Scabies can be a particular problem in institutional settings such as nursing homes and day care centers. It is spread primarily by skin- to-skin contact, and it is highly contagious. The area’s most commonly affected are the buttocks, genitals, wrists and armpits as well as the skin between the toes and fingers.
To diagnose the condition, a physician usually takes a scraping of skin from the affected area and examines it under a microscope. If one family member develops scabies, all the members of the household should be checked.
- Thoroughly wash all bed linens used by infected individuals in hot water.

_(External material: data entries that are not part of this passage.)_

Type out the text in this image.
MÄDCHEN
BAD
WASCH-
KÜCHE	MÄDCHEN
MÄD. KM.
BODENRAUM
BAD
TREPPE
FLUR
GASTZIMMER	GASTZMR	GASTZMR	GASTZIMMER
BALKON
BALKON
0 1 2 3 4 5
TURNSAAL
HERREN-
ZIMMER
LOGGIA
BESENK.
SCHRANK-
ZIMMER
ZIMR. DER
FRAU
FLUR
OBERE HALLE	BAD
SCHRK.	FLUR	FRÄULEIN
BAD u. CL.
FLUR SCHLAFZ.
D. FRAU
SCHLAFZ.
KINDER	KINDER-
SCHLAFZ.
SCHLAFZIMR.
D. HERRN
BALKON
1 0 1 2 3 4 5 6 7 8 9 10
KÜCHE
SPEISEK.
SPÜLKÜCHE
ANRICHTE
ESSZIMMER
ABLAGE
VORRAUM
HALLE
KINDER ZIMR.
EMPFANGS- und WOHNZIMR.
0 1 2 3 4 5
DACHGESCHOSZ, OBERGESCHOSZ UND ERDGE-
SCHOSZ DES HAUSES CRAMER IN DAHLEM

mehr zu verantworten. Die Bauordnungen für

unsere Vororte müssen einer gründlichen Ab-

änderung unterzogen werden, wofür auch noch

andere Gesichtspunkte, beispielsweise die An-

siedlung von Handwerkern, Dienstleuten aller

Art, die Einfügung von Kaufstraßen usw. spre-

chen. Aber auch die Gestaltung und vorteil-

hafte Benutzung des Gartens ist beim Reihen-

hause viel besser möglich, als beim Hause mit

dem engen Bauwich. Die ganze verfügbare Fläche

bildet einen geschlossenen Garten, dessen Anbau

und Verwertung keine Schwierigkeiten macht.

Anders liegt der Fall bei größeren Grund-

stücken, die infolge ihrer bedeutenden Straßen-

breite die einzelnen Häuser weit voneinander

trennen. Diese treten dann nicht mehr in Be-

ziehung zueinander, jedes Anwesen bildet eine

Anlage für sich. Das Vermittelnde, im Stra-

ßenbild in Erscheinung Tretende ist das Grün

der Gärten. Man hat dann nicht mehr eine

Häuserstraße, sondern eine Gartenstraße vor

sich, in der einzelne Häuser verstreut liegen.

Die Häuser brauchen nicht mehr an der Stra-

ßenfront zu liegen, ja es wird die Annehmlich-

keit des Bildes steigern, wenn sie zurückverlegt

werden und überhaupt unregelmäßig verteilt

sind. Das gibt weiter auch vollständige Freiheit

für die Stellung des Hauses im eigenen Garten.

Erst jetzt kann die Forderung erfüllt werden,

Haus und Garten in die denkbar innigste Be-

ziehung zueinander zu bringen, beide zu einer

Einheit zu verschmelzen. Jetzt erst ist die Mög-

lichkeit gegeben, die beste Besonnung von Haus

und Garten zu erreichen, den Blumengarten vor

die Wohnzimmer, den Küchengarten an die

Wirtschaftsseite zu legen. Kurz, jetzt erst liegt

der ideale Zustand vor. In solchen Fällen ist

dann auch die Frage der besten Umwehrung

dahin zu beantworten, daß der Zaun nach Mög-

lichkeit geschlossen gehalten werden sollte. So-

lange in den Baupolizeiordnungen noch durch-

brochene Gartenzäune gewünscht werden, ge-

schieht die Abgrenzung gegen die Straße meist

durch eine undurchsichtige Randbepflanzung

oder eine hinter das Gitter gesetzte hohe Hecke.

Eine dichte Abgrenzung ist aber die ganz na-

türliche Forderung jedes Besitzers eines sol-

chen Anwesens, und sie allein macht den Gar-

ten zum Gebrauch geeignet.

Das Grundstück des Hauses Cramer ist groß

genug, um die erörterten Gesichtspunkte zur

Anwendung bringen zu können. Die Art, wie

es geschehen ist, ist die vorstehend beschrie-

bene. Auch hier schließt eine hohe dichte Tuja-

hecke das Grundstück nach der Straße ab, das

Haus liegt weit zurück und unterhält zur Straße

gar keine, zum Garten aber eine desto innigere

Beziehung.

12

- Practice scrupulous personal hygiene. Avoid contact with infested persons or their clothing.
- To promote healing, eat plenty of foods high in zinc, such as soybeans, sunflower seeds, wheat bran, whole-grain products, yeast, and blackstrap molasses.
- Do not drink soft drinks or alcoholic beverages. Consume no sugar, chocolate, or junk foods.
- Avoid fried foods and all animal products. Use cold-pressed vegetable oils only.